Steeltoe.Configuration.Abstractions versions 4.0.0 through 4.1.0 improperly store TLS client credentials from MySQL or PostgreSQL service bindings in temporary files with world-readable permissions on Linux systems. These temporary files are not deleted, exposing sensitive information. Version 4.2.0 addresses this issue by patching the insecure file handling. Until upgraded, restricting access to the container's /tmp directory by other users is recommended.

Steeltoe.Security.Authentication.CloudFoundryBase and related Steeltoe authentication libraries prior to specified versions have a vulnerability where the JWT signing key cache uses the 'kid' value as the sole cache key without differentiating by authority. This can cause tokens from one identity provider to be validated by keys from another in multi-scheme deployments. Additionally, cached keys do not expire, so revoked or rotated keys remain trusted until the application restarts. Fixed versions are available that address this issue.

CVE-2026-50201 is a privilege management vulnerability in Steeltoe.Management.Endpoint and Steeltoe.Management.EndpointCore prior to versions 4.2.0 and 3.4.0 respectively. Sensitive actuator endpoints such as heap dump, environment, and thread dump are incorrectly assigned a lower permission level that maps to Cloud Foundry's read_basic_data permission, rather than the more restrictive read_sensitive_data permission. This misconfiguration allows users with lower-trust roles to access sensitive data that should be protected. The issue is patched in Steeltoe.Management.Endpoint 4.2.0 and Steeltoe.Management.EndpointCore 3.4.0. Until upgrading, users can mitigate by explicitly setting the required permissions to EndpointPermissions.Full for sensitive endpoints or by limiting actuator registration to only necessary endpoints.

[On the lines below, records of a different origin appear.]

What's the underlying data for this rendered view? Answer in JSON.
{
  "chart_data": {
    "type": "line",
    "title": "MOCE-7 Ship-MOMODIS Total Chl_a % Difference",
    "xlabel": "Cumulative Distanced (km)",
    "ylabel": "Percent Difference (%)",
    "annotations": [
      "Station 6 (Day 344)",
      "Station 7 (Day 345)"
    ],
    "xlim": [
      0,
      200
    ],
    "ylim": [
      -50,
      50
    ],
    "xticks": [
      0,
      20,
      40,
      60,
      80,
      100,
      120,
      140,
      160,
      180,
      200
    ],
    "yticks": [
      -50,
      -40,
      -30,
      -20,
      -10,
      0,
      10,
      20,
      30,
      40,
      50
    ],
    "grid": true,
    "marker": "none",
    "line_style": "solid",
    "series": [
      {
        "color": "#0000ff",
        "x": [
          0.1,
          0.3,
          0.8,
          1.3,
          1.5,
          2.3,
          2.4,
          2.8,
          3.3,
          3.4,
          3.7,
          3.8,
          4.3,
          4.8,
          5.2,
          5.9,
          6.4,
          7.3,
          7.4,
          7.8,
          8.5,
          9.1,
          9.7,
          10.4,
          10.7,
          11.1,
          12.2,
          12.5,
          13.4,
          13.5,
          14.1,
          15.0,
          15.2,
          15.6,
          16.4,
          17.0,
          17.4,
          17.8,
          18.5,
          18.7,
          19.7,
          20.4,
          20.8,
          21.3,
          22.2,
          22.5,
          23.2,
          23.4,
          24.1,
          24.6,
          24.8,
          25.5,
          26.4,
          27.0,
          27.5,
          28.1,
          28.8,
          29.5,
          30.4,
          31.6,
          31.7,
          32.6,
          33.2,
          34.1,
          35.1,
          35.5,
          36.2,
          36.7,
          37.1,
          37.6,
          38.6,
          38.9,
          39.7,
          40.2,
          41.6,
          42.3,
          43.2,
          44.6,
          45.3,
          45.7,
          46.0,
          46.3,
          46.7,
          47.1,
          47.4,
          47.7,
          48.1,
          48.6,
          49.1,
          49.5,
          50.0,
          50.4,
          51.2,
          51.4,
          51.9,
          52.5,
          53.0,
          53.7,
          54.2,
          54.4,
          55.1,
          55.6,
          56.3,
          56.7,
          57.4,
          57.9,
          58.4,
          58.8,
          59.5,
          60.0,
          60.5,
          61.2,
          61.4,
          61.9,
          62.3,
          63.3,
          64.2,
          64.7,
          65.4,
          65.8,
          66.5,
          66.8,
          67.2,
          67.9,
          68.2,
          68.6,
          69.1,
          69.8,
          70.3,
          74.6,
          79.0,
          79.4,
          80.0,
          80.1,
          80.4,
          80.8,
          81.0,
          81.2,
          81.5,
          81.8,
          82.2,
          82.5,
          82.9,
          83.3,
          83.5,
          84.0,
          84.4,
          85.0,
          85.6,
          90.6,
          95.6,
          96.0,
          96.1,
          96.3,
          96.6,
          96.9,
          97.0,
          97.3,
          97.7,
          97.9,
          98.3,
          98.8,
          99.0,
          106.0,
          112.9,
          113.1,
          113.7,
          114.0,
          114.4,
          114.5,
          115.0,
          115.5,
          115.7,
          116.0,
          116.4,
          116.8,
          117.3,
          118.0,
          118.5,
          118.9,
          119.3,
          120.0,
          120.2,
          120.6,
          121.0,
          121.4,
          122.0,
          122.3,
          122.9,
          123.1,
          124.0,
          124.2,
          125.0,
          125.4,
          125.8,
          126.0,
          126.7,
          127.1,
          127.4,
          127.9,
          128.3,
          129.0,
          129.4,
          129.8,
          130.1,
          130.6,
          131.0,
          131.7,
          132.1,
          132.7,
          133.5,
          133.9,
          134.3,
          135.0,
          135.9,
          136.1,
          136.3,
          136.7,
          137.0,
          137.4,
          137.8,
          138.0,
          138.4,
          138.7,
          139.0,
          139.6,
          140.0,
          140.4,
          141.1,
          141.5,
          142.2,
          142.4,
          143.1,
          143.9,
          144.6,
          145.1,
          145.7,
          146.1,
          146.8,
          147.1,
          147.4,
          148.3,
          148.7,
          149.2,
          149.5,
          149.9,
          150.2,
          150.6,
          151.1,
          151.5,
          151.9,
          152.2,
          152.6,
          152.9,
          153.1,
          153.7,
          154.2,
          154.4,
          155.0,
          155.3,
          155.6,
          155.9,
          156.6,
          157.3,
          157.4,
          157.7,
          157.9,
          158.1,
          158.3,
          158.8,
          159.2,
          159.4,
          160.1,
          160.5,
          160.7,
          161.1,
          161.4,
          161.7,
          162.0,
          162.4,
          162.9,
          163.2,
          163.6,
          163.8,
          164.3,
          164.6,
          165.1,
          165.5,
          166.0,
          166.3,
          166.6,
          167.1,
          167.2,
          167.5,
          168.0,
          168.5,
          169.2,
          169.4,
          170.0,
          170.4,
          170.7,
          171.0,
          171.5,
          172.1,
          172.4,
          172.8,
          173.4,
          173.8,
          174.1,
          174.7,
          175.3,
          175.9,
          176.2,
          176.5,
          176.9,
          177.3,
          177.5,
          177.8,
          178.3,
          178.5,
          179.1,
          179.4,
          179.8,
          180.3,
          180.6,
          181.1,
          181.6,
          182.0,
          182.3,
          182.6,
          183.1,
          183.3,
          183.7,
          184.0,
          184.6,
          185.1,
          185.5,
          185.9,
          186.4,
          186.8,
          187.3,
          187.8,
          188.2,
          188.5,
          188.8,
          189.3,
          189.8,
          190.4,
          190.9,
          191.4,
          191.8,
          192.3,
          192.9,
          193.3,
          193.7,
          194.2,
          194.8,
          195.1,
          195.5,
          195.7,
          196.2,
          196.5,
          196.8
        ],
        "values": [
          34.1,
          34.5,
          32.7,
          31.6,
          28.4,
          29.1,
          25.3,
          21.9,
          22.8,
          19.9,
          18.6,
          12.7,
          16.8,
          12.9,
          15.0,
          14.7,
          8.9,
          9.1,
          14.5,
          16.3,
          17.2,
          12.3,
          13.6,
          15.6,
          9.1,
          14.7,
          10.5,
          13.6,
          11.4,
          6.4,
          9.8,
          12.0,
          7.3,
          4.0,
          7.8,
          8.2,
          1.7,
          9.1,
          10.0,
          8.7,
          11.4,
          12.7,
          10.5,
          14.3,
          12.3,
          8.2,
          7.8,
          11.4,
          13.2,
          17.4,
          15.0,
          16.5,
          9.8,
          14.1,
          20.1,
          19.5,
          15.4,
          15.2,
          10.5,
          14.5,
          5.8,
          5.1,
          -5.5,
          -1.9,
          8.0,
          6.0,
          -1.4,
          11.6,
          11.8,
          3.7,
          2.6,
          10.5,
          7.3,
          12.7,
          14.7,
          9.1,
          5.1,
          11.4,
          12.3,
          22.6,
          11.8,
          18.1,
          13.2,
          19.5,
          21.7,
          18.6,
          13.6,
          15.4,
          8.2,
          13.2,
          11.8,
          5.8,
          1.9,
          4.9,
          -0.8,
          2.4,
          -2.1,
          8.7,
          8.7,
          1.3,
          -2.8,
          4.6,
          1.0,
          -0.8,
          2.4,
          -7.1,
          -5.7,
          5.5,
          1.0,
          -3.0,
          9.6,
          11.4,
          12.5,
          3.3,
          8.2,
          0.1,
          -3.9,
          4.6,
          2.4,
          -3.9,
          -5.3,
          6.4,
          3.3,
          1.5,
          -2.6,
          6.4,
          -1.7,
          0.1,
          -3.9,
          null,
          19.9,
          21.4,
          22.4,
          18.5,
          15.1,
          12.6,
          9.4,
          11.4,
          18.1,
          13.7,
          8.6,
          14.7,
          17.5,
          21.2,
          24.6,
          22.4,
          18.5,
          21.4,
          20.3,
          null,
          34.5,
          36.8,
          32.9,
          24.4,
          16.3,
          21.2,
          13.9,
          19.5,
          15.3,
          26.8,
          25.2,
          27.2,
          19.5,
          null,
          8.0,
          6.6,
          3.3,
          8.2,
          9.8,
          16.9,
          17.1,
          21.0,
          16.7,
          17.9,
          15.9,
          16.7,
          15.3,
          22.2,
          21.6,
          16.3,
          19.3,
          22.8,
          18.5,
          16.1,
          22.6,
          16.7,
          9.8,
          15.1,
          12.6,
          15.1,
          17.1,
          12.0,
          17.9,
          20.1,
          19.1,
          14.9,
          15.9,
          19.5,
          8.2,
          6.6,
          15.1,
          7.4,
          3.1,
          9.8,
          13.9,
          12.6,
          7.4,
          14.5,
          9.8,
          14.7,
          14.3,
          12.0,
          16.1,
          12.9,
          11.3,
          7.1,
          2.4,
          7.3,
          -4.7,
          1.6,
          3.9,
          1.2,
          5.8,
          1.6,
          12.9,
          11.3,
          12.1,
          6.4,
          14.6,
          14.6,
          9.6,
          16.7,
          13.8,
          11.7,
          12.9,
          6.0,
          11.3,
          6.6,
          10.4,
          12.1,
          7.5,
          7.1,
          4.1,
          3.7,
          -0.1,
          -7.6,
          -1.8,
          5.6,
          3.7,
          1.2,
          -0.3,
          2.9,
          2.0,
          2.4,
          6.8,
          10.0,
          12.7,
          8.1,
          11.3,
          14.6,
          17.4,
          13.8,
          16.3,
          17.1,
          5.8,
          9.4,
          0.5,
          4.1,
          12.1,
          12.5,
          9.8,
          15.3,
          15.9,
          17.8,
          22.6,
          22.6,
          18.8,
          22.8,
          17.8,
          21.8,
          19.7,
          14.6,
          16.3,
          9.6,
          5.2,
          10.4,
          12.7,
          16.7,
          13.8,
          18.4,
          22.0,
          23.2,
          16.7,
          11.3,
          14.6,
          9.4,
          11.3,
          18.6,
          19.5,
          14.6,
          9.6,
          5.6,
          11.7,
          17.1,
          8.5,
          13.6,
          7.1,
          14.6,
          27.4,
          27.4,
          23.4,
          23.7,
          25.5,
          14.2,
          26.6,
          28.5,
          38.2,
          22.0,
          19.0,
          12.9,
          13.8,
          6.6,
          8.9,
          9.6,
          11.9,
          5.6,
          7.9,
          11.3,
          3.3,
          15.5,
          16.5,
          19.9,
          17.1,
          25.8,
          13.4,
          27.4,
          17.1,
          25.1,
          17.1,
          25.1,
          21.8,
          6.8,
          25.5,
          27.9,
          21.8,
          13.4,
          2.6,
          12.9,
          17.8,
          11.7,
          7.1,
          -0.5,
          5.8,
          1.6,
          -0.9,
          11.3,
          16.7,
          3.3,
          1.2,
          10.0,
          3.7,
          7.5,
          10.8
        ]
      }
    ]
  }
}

LiquidJS, a JavaScript template engine, has a vulnerability in versions 10.25.7 and below where the Context.spawn() method used by the {% render %} tag does not correctly propagate the parent context's ownPropertyOnly setting. This causes a silent bypass allowing prototype-chain properties to leak when rendering untrusted templates, even if ownPropertyOnly is set to true at render time. The issue is fixed in version 10.26.0.

LiquidJS versions 10.25.7 and below contain a vulnerability where the renderLimit option intended to limit rendering time can be bypassed by using an empty {% for %} or {% tablerow %} loop body. This allows an attacker to cause uncontrolled resource consumption by iterating large collections without triggering the time limit, potentially stalling the Node.js event loop and impacting availability. The issue has been fixed in version 10.26.0.